Similarly, plaintiff PharmaCo (a subsidiary of Red White & Bloom) can’t currently obtain a recreational license because “it must divest itself of substantial real property or business ownership interests in order to obtain social-equity points needed to compete,” the Detroit Free Press states.

The revised ordinance set aside half of the licenses to be reserved for “equity applicants,” such as those who are current residents in the city, as well as those who live in specific areas of Michigan that have higher cannabis convictions, and also where 20% of the population lives below the poverty line, according to federal standards. Previously, the ordinance reserved half of the licenses for “legacy Detroiters,” or people who have been residents in Detroit for a specific amount of time.

Although Michigan legalized recreational cannabis in November 2018, the city of Detroit didn’t approve adult-use sales until November 2020. The first lawsuit arrived less than one year later in June, followed by the revision release in November 2021. The ordinance took effect in April 2022, but in May a new lawsuit (from House of Dank) emerged to address concerns about conflicts with state law. Another lawsuit (from JARS Cannabis) arrived in June claiming that the ordinance violated state law.

By August, both of the lawsuits were dismissed. On Aug. 30, Wayne County Judge Leslie Kim Smith wrote in an opinion stating that the ordinance was fair. “Although the city’s 2022 marijuana ordinance is a complicated scheme, it is unambiguous and provides a fair licensing process, which comports with the mandates of the MRTMA [Michigan Regulation and Taxation of Marihuana Act],” Smith wrote.
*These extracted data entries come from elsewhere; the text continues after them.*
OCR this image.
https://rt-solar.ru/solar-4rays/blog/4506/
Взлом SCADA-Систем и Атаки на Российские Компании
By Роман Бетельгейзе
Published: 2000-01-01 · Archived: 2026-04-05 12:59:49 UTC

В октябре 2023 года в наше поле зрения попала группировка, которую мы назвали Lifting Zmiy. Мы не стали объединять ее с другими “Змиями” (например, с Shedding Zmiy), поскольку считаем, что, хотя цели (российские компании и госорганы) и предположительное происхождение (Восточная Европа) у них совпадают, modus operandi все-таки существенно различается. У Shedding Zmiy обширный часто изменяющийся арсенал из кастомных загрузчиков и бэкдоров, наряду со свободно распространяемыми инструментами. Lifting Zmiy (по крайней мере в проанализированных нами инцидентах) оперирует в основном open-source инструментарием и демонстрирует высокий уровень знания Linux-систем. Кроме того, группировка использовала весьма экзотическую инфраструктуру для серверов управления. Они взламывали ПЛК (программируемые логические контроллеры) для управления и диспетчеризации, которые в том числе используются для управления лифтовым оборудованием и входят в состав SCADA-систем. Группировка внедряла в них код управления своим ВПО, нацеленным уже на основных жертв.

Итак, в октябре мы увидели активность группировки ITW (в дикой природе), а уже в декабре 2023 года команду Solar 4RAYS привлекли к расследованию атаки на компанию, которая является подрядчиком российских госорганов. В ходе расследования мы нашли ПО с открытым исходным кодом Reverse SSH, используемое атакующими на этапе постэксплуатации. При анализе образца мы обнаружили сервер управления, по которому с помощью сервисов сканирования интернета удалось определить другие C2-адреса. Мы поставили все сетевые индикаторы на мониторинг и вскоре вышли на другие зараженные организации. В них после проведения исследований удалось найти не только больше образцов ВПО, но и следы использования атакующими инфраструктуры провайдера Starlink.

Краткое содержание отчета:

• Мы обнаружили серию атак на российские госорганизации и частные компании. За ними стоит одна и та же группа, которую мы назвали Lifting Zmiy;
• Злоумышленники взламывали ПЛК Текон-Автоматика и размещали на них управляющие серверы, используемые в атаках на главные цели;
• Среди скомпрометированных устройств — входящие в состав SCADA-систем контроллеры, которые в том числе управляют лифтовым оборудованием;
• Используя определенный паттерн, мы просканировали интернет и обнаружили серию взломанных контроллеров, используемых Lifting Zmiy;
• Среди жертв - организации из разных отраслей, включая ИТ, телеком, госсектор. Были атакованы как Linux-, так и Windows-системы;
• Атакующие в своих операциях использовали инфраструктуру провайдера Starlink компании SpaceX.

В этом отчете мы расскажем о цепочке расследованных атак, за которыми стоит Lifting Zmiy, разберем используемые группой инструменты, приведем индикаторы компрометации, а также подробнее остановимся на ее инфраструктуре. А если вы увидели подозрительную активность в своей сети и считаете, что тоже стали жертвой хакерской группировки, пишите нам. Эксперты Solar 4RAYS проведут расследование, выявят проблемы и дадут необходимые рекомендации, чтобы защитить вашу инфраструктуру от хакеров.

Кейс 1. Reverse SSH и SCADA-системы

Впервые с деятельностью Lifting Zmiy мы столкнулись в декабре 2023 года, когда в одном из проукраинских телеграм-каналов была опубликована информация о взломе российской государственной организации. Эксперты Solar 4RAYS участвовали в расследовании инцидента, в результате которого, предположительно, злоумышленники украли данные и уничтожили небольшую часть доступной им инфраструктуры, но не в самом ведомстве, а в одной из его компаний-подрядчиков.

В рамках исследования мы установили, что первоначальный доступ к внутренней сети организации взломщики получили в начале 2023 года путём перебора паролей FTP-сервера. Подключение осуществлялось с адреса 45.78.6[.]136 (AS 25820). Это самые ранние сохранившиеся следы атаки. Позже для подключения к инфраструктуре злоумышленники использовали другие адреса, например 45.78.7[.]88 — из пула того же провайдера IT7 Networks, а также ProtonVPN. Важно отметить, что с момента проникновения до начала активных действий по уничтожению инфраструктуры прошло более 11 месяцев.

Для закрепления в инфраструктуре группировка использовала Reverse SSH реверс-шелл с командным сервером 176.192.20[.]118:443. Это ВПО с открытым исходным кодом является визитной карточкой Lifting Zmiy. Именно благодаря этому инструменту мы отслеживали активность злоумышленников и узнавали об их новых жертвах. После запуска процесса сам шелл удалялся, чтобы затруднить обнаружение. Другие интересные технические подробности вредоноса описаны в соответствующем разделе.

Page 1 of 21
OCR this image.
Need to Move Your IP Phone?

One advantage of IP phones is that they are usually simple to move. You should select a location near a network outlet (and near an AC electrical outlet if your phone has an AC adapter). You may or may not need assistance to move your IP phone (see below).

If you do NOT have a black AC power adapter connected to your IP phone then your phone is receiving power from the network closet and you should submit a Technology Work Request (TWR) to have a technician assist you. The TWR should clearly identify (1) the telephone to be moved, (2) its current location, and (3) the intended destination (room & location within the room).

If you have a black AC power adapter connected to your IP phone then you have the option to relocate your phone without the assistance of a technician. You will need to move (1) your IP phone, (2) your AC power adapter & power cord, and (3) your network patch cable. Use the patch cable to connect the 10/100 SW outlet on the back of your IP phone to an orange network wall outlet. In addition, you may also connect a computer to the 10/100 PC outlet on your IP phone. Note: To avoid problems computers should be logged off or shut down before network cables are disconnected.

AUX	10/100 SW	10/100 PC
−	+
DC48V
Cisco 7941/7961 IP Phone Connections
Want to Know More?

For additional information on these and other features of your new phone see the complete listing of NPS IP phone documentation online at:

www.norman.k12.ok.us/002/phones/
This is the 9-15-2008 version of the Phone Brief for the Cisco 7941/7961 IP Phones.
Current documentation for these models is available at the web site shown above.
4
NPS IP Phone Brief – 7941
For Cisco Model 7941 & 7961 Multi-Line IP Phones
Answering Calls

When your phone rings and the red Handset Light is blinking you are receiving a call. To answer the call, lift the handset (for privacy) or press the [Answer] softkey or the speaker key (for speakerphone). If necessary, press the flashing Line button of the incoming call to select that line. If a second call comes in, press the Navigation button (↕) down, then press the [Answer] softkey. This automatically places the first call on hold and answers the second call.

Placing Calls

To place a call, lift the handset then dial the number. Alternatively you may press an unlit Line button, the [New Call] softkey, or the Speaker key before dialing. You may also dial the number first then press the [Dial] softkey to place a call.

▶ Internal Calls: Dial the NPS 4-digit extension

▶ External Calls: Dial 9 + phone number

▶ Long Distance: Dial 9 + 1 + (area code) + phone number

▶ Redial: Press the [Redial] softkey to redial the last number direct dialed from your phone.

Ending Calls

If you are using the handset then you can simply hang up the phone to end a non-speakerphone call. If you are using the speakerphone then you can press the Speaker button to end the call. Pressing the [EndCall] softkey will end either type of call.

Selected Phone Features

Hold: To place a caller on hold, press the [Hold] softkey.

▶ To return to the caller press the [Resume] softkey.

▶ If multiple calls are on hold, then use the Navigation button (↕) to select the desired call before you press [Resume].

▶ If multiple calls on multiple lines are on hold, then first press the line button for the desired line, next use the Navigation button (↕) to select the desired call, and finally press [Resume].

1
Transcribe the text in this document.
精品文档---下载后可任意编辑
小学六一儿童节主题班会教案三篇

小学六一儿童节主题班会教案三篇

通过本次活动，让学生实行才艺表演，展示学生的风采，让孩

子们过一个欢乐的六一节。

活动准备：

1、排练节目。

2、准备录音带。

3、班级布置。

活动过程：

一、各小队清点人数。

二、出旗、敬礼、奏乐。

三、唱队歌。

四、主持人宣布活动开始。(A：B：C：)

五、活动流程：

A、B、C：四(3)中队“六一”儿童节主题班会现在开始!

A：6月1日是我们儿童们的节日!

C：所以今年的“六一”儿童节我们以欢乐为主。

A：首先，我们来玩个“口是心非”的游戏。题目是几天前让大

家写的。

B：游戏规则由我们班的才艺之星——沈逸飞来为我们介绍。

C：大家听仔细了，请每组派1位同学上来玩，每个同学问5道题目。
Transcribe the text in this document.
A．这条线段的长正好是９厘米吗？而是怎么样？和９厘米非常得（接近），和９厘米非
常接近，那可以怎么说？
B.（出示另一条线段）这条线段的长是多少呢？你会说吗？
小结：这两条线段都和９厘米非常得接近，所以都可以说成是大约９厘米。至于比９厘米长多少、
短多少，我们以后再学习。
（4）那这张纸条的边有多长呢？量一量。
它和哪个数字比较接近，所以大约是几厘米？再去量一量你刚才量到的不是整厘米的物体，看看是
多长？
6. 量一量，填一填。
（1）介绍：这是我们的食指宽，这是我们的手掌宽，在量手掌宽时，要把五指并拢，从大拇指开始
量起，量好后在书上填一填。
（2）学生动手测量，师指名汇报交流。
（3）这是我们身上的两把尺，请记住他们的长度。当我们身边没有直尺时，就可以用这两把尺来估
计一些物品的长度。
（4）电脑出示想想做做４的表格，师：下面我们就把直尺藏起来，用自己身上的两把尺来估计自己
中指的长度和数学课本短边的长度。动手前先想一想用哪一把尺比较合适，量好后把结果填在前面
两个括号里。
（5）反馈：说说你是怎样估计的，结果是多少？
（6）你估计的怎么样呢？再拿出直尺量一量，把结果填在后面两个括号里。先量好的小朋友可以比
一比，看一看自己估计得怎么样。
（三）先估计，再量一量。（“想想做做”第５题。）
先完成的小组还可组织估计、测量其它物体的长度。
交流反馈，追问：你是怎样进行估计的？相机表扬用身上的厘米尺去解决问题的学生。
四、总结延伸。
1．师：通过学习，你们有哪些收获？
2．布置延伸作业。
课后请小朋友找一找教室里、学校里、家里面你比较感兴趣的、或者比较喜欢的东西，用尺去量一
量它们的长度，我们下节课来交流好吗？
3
Applications for adult-use licenses opened on Sept. 1, 2022 and closes on Oct. 8. In a statement, Detroit Mayor Mike Duggan expressed his confidence in the ordinance. “We are going to make sure there is equity in this process for Detroiters.”

Likewise, City Council President Pro Tem James Tate told CBS News Detroit in early September that the process has been lengthy, but the ordinance is fair. “Getting to this point has been an overly protracted process dating back to 2020 when the first ordinance was unanimously approved by Detroit City Council,” said Tate. “Now with the lawsuits and the failed ballot initiatives seeking to overturn our ordinance behind us, Detroiters and other equity applicants will have a fair opportunity to compete for adult-use licenses in a city that welcomes all to participate in the multi-million-dollar adult-use cannabis industry.”